Sep 2, 2015

Financial Benchmarking: Getting Started

By Danny Klinefelter/DTN Farm Business Adviser

This article was originally written for DTN/The Progressive Farmer.

Since the Farm Financial Standards Council (FFSC) was formed in the late 1980s, one of the objectives has been to create a national database of comparative financial benchmarks similar to the RMA Annual Statement Studies. To date, it hasn’t happened; but, this reflects that fact that it’s difficult, not that it is unimportant. It would be great if more of the commodity groups would do like the beef industry did when it developed the Standardized Performance Analysis (SPA). I’m hopeful that the formation of peer advisory groups will serve as the impetus to get at least the more business oriented commercial producers off the fence.

Continuous management improvement is the key to staying ahead of the pack. Staying ahead isn’t about change for change sake, it’s about getting better. Every business and manager has weaknesses and blind spots. Many of them aren’t aware of what they are because they have no basis for in depth comparisons against their competition. As I noted in a previous article, everyone exists in four states of knowledge:

1. They know what they know.
2. They know what they don’t know.
3. They don’t know what they don’t know.
4. They think they know something and they’re wrong, i.e., it just ain’t so.

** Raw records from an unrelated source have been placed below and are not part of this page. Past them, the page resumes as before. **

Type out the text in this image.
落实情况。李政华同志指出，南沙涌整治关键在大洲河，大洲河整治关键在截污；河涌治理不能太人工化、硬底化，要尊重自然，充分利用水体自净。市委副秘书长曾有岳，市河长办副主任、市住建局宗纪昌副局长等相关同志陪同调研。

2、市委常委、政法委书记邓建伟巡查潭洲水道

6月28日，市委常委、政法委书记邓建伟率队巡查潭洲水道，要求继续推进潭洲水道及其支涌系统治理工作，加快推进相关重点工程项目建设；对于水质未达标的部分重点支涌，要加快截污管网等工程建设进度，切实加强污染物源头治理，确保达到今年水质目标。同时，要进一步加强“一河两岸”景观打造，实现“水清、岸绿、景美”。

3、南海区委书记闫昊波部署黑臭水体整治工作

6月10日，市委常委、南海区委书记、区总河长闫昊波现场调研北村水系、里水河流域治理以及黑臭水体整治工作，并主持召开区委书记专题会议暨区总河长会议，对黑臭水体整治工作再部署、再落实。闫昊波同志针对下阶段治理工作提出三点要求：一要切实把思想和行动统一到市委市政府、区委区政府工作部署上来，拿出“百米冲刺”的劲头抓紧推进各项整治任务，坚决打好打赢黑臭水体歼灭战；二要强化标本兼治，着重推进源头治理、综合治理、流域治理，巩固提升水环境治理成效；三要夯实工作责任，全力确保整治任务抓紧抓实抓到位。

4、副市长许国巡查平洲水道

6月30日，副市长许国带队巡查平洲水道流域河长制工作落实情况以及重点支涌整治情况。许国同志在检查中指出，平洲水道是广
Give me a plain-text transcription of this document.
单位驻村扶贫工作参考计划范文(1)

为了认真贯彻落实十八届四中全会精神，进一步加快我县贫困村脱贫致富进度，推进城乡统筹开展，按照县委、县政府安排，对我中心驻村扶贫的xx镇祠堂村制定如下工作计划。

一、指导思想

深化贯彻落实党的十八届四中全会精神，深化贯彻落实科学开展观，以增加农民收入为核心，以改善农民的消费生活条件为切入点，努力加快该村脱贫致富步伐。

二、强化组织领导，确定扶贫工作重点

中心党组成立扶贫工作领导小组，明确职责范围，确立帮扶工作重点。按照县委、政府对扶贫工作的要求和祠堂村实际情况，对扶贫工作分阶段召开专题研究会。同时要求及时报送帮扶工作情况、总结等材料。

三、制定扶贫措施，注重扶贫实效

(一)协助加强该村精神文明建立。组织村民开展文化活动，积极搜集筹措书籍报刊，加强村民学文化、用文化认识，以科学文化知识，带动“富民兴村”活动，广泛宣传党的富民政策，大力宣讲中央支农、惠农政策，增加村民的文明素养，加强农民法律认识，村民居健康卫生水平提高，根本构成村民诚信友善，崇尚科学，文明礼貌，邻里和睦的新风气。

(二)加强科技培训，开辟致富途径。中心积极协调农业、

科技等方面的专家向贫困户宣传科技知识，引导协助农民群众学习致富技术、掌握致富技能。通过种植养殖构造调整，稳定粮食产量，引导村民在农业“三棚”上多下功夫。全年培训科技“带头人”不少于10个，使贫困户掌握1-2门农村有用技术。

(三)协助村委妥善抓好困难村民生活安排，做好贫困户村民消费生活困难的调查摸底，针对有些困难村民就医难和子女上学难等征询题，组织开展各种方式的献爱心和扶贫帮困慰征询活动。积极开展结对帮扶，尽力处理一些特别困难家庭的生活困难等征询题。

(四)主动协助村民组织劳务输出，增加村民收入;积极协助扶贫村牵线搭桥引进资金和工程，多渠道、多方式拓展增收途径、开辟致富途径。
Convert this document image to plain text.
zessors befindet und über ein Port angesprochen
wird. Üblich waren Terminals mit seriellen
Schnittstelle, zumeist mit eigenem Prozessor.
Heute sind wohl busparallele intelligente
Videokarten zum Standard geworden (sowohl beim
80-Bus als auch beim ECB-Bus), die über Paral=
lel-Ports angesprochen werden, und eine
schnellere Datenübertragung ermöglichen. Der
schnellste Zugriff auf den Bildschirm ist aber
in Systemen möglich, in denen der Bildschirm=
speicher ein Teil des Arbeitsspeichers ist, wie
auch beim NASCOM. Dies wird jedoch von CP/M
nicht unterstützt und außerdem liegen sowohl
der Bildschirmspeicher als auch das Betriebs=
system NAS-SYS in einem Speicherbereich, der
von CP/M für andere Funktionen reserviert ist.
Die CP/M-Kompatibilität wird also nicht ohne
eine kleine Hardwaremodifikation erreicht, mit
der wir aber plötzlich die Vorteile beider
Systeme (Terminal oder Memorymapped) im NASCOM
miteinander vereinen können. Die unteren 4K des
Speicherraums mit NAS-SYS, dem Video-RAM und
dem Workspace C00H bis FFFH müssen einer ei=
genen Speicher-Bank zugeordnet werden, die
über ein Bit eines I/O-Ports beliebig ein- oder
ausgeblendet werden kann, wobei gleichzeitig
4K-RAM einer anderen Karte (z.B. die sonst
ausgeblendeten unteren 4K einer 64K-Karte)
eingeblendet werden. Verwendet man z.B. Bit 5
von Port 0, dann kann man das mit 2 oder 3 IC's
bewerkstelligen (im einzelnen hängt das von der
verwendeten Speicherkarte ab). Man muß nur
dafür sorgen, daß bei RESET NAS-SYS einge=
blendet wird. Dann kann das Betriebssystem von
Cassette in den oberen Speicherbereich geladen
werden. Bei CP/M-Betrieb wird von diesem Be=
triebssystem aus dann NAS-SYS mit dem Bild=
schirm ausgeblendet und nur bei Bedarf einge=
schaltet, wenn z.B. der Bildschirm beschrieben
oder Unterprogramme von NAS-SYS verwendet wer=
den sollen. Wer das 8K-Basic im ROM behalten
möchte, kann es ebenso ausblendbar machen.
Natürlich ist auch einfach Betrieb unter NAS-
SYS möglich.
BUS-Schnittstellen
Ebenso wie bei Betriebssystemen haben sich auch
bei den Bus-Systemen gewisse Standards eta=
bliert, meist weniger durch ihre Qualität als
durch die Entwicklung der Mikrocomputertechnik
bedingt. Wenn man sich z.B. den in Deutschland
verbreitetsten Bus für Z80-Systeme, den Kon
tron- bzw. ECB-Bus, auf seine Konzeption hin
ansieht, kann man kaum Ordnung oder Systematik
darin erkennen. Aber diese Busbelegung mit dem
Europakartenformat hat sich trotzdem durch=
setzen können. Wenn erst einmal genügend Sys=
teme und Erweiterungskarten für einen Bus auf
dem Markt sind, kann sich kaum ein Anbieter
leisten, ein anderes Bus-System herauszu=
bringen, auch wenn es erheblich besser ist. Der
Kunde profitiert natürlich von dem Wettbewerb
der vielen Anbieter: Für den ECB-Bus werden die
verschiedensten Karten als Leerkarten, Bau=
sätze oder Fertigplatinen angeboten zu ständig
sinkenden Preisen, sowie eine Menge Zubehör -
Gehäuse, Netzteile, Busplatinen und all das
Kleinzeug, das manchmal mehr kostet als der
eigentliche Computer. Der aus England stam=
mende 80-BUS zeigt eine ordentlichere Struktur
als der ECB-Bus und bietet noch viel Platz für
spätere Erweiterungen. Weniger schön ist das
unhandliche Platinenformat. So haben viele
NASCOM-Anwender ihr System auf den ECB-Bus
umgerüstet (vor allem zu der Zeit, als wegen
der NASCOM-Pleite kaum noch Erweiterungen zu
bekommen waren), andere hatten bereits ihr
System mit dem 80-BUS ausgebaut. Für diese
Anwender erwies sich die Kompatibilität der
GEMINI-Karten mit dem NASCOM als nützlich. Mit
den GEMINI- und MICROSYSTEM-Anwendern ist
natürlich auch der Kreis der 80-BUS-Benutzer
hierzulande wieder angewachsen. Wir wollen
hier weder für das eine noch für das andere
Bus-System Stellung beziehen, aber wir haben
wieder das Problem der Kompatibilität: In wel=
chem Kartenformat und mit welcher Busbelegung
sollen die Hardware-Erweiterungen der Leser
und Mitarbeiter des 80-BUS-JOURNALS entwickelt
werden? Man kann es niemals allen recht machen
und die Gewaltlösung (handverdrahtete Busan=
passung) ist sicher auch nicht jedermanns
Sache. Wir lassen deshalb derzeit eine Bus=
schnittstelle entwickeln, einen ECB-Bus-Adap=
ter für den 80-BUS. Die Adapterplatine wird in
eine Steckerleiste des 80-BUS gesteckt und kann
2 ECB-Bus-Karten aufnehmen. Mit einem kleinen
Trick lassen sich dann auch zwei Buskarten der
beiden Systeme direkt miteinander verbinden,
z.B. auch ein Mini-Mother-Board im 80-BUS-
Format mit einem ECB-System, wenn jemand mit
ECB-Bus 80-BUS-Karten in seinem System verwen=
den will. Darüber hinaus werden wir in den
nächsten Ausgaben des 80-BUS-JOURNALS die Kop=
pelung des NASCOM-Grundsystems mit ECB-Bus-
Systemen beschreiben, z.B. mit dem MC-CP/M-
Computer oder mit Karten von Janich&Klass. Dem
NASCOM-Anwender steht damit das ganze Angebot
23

If you are part of a group that recognizes the need and the potential benefit, start off by understanding that financial benchmarking is a process and will never be perfect or finished. Most problems will result from the fact that financial reporting in production agriculture is highly variable and inconsistent. The remainder of this article will look at some of the issues you’ll need to consider. There isn’t always one right answer; but, the group needs to be consistent and make a decision on where to start.

Below are some common issues and recommendations. As much as possible, the objective is to compare apples to apples.

1. If possible, follow the FFSC’s guidelines on financial reporting,

2. Use accrual adjusted revenue and expense data rather than cash basis when comparing profitability measures.

3. Depreciation expense is almost always a point of contention. Because of different accepted methods for tax purposes and accelerated 179 expensing, consider starting with actual cost for depreciable assets and use a common class life and straight line depreciation for expense comparisons, even if it isn’t what you use for taxes.

4. Because of seasonality, use the same dates or periods for balance sheet, income statement and cash flow data.

5. If your farm is comprised of multiple entities, use consolidated information for comparisons. Also, decide whether to include or exclude non-farm and personal assets, liabilities, revenues and expenses.

6. Because of different percentages of owned versus rented land, consider treating land as a separate cost center and charge the operating entity a current market rental rate on owned land. When the information is consolidated the rent for owned land will cancel out.

7. When deciding whether to use the cost or market value of assets in balance sheet or profitability ratios, conservative current market values are often more consistent for comparisons between firms. However for tracking changes in earned equity and valuation equity, The FFSC recommends using double column balance sheets (one column with market values and a second with cost or modified cost basis values).

8. Don’t overlook deferred taxes or accrued assets and liabilities.

9. Decide on how owner compensation is to be handled. Corporations differentiate dividends from salaries, while proprietors and partnerships often don’t pay the owner(s) a salary; but, treat withdrawals as the salary equivalent. Decide on a consistent and comparable approach, even if it isn’t the same as tax treatment.

10. Consider using both per acre or head and per unit (bu., lb, cwt) metrics.

11. Finally decide on a consistent method for allocating overhead expenses.

Financial benchmarking can be extremely insightful in identifying strengths and weaknesses, and in improving decision making. Recognize it will evolve as members of peer groups develop better and more consistant information systems, and understand their businesses better from a financial standpoint. Initially, be willing to compromise, focus on consistency and comparability, remember the KISS principle, and recognize that it’s more important to get started than it is to delay by attempting to work out all the bugs before you begin.